Just wondering how can I alter this training if i don't have right height box to lean on. Can I do it laying on the ground with different type of weight?
Is the box too high or too low? You can do flute bridges on the ground you just won’t get as much range of movement. If the box is too high I have a video I can send to help with this. You can also put a bumper plate under your bum so you’re sat higher against the box 😀
Hi Timothy, yes that’s right it’s great for working the obliques. To get the most out of this exercise what you want to do before starting is breathe out as much air as possible (you’ll feel your stomach get tight) then hold that position and continue to breathe deeply through the exercise this helps to active the working muscle more. Try not to twist from your arms in the exercise but through the obliques for maximal contraction. Let me know how you get on or feel free to send me a message if you get stuck 😀💪🏻
@@timmybear4449 you’re welcome buddy, if you want any extra tips on building muscle or losing body fat you can check out my latest articles telling you about how to in detail 😊 www.lemonfrogfitness.org/post/how-to-return-to-the-gym-optimise-muscle-growth www.lemonfrogfitness.org/post/how-to-bust-through-a-fat-loss-plateau
Hello. The video was actually educational. I have been trying to search for a video similar to yours that informs the topics in this RU-vid vid. 👍 The descriptions at 1:03 is my favorite. Your breakdown reminds me of the channel from this smart Dr Ethan. His demonstrations are really insightful and he really helped me a lot on wellness. I recommend you see his YT out and give the doc a subscribe! 👉 #DrEthanHealth
Hey Cheryl, Thank you for your comment, I'm really pleased you enjoyed it. I will be uploading another video this coming week all about why I'm choosing to do things this way, hopefully you will also find this helpful 😃 I will be sure to check him out thank you. 👍
It's not so much an exercise for building mass but can develop your posture muscles really well. It can help define and build muscle in your upper back muscles though.

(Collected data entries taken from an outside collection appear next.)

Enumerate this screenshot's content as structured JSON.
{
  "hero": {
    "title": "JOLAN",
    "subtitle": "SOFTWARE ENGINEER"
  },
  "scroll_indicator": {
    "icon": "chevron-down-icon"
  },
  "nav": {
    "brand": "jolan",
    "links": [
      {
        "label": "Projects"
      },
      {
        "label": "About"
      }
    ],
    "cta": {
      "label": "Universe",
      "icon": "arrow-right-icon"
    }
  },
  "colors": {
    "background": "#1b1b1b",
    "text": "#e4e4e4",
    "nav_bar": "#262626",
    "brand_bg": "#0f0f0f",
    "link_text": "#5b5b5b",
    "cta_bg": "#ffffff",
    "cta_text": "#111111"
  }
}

But Isn't an exercise I'd say can get you really big as it is hard to progress after a certain point. Progression and volume is the main training cog for getting big.

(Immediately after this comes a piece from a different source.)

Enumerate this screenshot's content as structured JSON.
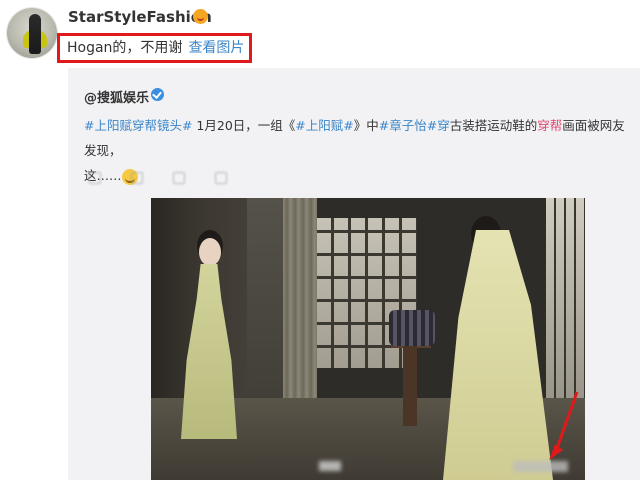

@St. Petersberg Yeah dumbbells or even just holding some small 1.25-2.5kg plates you put on dumbbells can work well too. Yeah just the smallest amount of weight makes them so much harder for sure, isn't en exercise you need much weight on. Also if you have resistance bands you can use those too. if you use a resistance band door anchor and put it under the door, move away far enough that they're tight and then it's similar to a lat pulldown :) Hope this makes sense.